During his fifty-three years of service, Winfield Scott made a significant impact on the professionalization of the army. During the first eighteen months of the War of 1812, he witnessed firsthand the problems inherent in a heavy reliance on ill-trained citizen militia. He rigorously trained American soldiers at Buffalo, New York, and in the summer of 1814 demonstrated what disciplined troops could do at the decisive victory near Chippewa Creek and the bloody stalemate along Lundy’s Lane.
Taking advantage of the postwar nationalism, which caused many Americans to view the military more favorably, he assisted in pushing for a permanent army that adhered to standards of professionalism. In 1821 he wrote General Regulations for the Army, the first comprehensive, systematic set of military bylaws that set standards for every aspect of the soldier’s life. He also wrote and periodically updated an infantry tactical manual. Well versed in military history, Scott patterned the American army after its European counterparts, which he greatly admired. Codification of army life along with his tireless advocacy of education and training were essential elements in bringing professionalism and tradition to the U.S. Army.
Not only did Scott work to create an American version of European armies, but he also tried to emulate their aristocratic officer corps. Born to a family of modest means and fatherless at a young age, Scott sought an upper-class lifestyle, and high rank in an institutionalized, professional army helped him attain that status. Several times in his career, however, his handling of funds led to controversy, which on one occasion resulted in his suspension from the army. He married into a wealthy Virginia family and was fortunate to have friends with power and means who sometimes helped him both politically and financially.
Although his character contained flaws, Scott’s military ability was unquestioned, and his rise continued during the Mexican-American War. In the Mexico City campaign in 1847, he repeatedly maneuvered his opponents out of their defensive positions. His chief engineer, Captain Robert E. Lee, helped scout the route for some of these flank maneuvers, thus molding his own skills for a later war. Scott was not averse to using frontal assaults if necessary, but he preferred to win victories by siegecraft or turning movements. War to him was much like a game of chess that matched brains as well as brawn. His tactics were not always as glamorous as they might have been had he relied more on the bayonet charge, but neither were they as costly. Upon duke of Wellington proclaimed him the greatest living soldier.
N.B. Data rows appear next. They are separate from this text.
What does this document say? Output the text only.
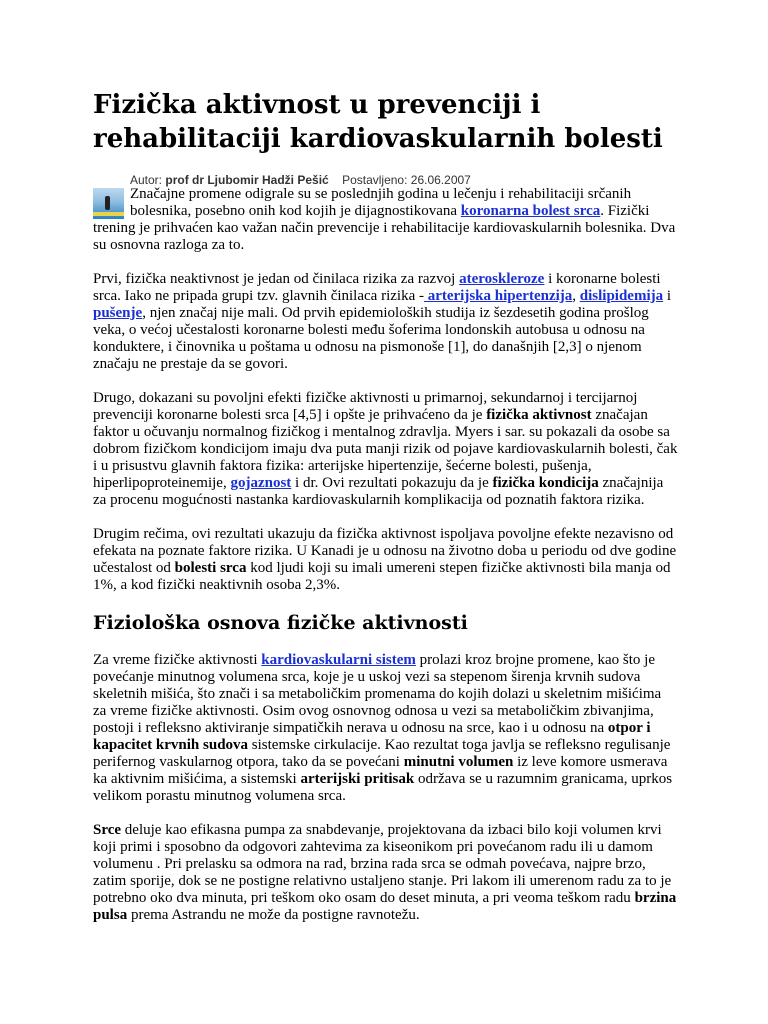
Fizička aktivnost u prevenciji i rehabilitaciji kardiovaskularnih bolesti
Autor: prof dr Ljubomir Hadži Pešić Postavljeno: 26.06.2007

Značajne promene odigrale su se poslednjih godina u lečenju i rehabilitaciji srčanih bolesnika, posebno onih kod kojih je dijagnostikovana koronarna bolest srca. Fizički trening je prihvaćen kao važan način prevencije i rehabilitacije kardiovaskularnih bolesnika. Dva su osnovna razloga za to.

Prvi, fizička neaktivnost je jedan od činilaca rizika za razvoj ateroskleroze i koronarne bolesti srca. Iako ne pripada grupi tzv. glavnih činilaca rizika - arterijska hipertenzija, dislipidemija i pušenje, njen značaj nije mali. Od prvih epidemioloških studija iz šezdesetih godina prošlog veka, o većoj učestalosti koronarne bolesti među šoferima londonskih autobusa u odnosu na kondukterе, i činovnika u poštama u odnosu na pismonoše [1], do današnjih [2,3] o njenom značaju ne prestaje da se govori.

Drugo, dokazani su povoljni efekti fizičke aktivnosti u primarnoj, sekundarnoj i tercijarnoj prevenciji koronarne bolesti srca [4,5] i opšte je prihvaćeno da je fizička aktivnost značajan faktor u očuvanju normalnog fizičkog i mentalnog zdravlja. Myers i sar. su pokazali da osobe sa dobrom fizičkom kondicijom imaju dva puta manji rizik od pojave kardiovaskularnih bolesti, čak i u prisustvu glavnih faktora fizika: arterijske hipertenzije, šećerne bolesti, pušenja, hiperlipoproteinemije, gojaznost i dr. Ovi rezultati pokazuju da je fizička kondicija značajnija za procenu mogućnosti nastanka kardiovaskularnih komplikacija od poznatih faktora rizika.

Drugim rečima, ovi rezultati ukazuju da fizička aktivnost ispoljava povoljne efekte nezavisno od efekata na poznate faktore rizika. U Kanadi je u odnosu na životno doba u periodu od dve godine učestalost od bolesti srca kod ljudi koji su imali umereni stepen fizičke aktivnosti bila manja od 1%, a kod fizički neaktivnih osoba 2,3%.

Fiziološka osnova fizičke aktivnosti

Za vreme fizičke aktivnosti kardiovaskularni sistem prolazi kroz brojne promene, kao što je povećanje minutnog volumena srca, koje je u uskoj vezi sa stepenom širenja krvnih sudova skeletnih mišića, što znači i sa metaboličkim promenama do kojih dolazi u skeletnim mišićima za vreme fizičke aktivnosti. Osim ovog osnovnog odnosa u vezi sa metaboličkim zbivanjima, postoji i refleksno aktiviranje simpatičkih nerava u odnosu na srce, kao i u odnosu na otpor i kapacitet krvnih sudova sistemske cirkulacije. Kao rezultat toga javlja se refleksno regulisanje perifernog vaskularnog otpora, tako da se povećani minutni volumen iz leve komore usmerava ka aktivnim mišićima, a sistemski arterijski pritisak održava se u razumnim granicama, uprkos velikom porastu minutnog volumena srca.

Srce deluje kao efikasna pumpa za snabdevanje, projektovana da izbaci bilo koji volumen krvi koji primi i sposobno da odgovori zahtevima za kiseonikom pri povećanom radu ili u damom volumenu . Pri prelasku sa odmora na rad, brzina rada srca se odmah povećava, najpre brzo, zatim sporije, dok se ne postigne relativno ustaljeno stanje. Pri lakom ili umerenom radu za to je potrebno oko dva minuta, pri teškom oko osam do deset minuta, a pri veoma teškom radu brzina pulsa prema Astrandu ne može da postigne ravnotežu.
Winfield Scott served as commanding general of the army from 1841 to 1861. He had a lifelong ambition to be president, but the closest he came was running as the Whig nominee in 1852. In 1861 he devised the Union strategy called the Anaconda Plan, which emphasized a coastal blockade and utilization of river systems. By maintaining constant pressure on the South, Scott intended to gradually squeeze the life out of the Confederacy. Although initially scoffed at, his method was eventually used to defeat the Confederacy. Because of old age and infirmities he retired from the army in 1861, and he died at his beloved West Point in 1866.